Commentary: Allen’s aviation musuem must aid salmon, orcas

Published 1:30 am Sunday, July 16, 2017

By William Lider

Paul Allen has contributed millions of dollars to saving elephants, gorillas and fighting climate change. But when it comes to “our own backyard” those who work for Paul Allen are not making the environmental decisions necessary to protect our threatened species.

Allen holds himself out as an environmentalist, yet his design team has pulled out all the legal stops to avoid protecting salmon habitat in Big Gulch Creek simply to cut costs for the expansion of his Flying Heritage Collection at Paine Field, a privately-owned museum of vintage aircraft and weapons of warfare on land leased from Snohomish County.

When the Sno-King Watershed Counci learned of Allen’s hangar expansion project, and its failure to improve past harm to Big Gulch Creek, we filed an appeal in an attempt to have the project include necessary stormwater treatment. Even the City of Mukilteo submitted a letter to the County supporting the watershed council’s appeal to protect water quality, but the city’s letter fell on deaf ears.

Stormwater runoff from the museum site is delivered to Big Gulch Creek in Mukilteo by County storm drain pipes. Big Gulch Creek provides critical habitat for federally listed, threatened chinook salmon as well as spawning coho salmon. Big Gulch Creek provides a brackish water environment for juvenile salmon coming down the Snohomish River as they make the transition from freshwater to saltwater. Historically this habitat would have been provided by intertidal marshland, but most of that habitat has long since been filled. Continuing the damage to this last remaining critical habitat greatly reduces the juvenile salmon’s survival chances, pushing them toward extinction.

The decline in Puget Sound salmon from habitat degradation is undeniable. Chinook reared in Big Gulch Creek are an important prey species for orca whales, another threatened species. Without an adequate salmon supply, female orcas are unable to provide the milk to feed their calves, starving them to death. It has been recently reported that only 25 percent of orca pregnancies produce calves that survive. The future survival of these orca turns on projects like Allen’s museum expansion to provide stormwater improvements.

The proposed aircraft hangar addition will replace more than an acre of impervious surface. Normally, a project like this would be required to provide stormwater flow control (such as a detention pond) and stormwater quality treatment for its runoff to help mitigate for past projects in the drainage basin with no treatment. This treatment is necessary and required to help correct the damage to local streams and spawning salmon beds caused by high flows of polluted stormwater from sites like Paine Field.

Allen’s real estate firm Vulcan, with the assistance of Snohomish County Planning Department, has avoided making these necessary stormwater improvements to protect threatened species.

For redevelopment projects such as this, the county passed an ordinance requiring that the cost of the project must exceed 50 percent of the assessed value of improvements on the parcel. While reasonable for small parcels, The county’s planning department has now made an overly broad ruling that is now being interpreted to exempt large-scale airport projects from critical stormwater improvements.

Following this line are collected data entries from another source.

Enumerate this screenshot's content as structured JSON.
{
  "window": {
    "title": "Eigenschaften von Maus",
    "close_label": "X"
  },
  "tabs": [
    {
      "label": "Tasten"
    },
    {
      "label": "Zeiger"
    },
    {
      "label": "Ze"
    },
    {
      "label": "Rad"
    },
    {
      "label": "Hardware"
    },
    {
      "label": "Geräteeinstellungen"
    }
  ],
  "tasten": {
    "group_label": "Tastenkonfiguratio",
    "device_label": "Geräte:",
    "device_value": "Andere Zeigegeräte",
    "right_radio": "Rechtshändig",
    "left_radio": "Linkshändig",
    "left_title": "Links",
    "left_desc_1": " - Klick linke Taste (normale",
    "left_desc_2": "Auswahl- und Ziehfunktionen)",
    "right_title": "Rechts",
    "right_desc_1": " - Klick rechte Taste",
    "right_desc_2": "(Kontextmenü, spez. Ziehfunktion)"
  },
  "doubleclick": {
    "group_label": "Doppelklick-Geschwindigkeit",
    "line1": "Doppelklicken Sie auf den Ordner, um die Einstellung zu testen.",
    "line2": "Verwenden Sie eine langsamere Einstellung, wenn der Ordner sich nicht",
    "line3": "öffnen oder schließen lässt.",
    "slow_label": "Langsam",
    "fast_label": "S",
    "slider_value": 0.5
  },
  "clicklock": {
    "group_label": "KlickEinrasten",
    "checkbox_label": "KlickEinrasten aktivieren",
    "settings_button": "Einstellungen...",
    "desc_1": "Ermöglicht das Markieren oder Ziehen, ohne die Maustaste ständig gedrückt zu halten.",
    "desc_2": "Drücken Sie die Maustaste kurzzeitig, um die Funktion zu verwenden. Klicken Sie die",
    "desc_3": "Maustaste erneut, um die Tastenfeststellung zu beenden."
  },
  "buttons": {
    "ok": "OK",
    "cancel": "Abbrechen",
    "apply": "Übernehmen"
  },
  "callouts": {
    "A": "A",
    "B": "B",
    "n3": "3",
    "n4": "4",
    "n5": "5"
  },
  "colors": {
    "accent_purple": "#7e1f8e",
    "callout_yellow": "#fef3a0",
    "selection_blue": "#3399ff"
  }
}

The county now argues that unless a redevelopment project exceeds more than 50 percent of the value of all tenant improvements — which in this case is over $15 million dollars — for the entire multi-tenant 160-acre parcel, no new stormwater requirements will be required. By applying this logic, the airport has effectively made itself immune from the stormwater code over large sections of the airport, forever. This will continue the ongoing harm to Big Gulch Creek and the salmon habitat degradation.

Because Allen’s hangar is a mere $5 million, 1-acre project, it is now exempted from the county’s stormwater code.

The Sno-King Watershed Council appealed Allen’s project in May on that basis; but our appeal was dismissed on July 7, by the county hearing examiner after a full court press by Allen’s attorneys and the county’s prosecuting attorney. It was only after the watershed council appealed this project that the county “reinterpreted” its rule.

The watershed council does not oppose the hangar project; we simply seek reasonable stormwater controls applied per the county’s stormwater code. For Paul Allen, the additional cost to provide flow control would be less than $500,000 or less than 10 percent of the overall project cost, a small price to pay to protect threatened species in Puget Sound.

We call on Paul Allen to find out what is going on here and do the right thing. Help us protect our threatened species and the environment in our backyard and provide the state-of-art stormwater treatment to avoid further harm to these species.

We call on the Snohomish County Council to change its stormwater ordinance to close this loophole so large redevelopment projects will not be exempt from providing stormwater treatment.

We ask Snohomish County to and stand tall when it comes to protecting our salmon habitat.

Our killer whales and chinook salmon populations are in decline, headed for extinction. We ask that all involved work to strengthen our water quality protection for these critical species so that they are not lost to future generations.

William Lider is a board member of the Sno-King Watershed Council. He lives in Lynnwood.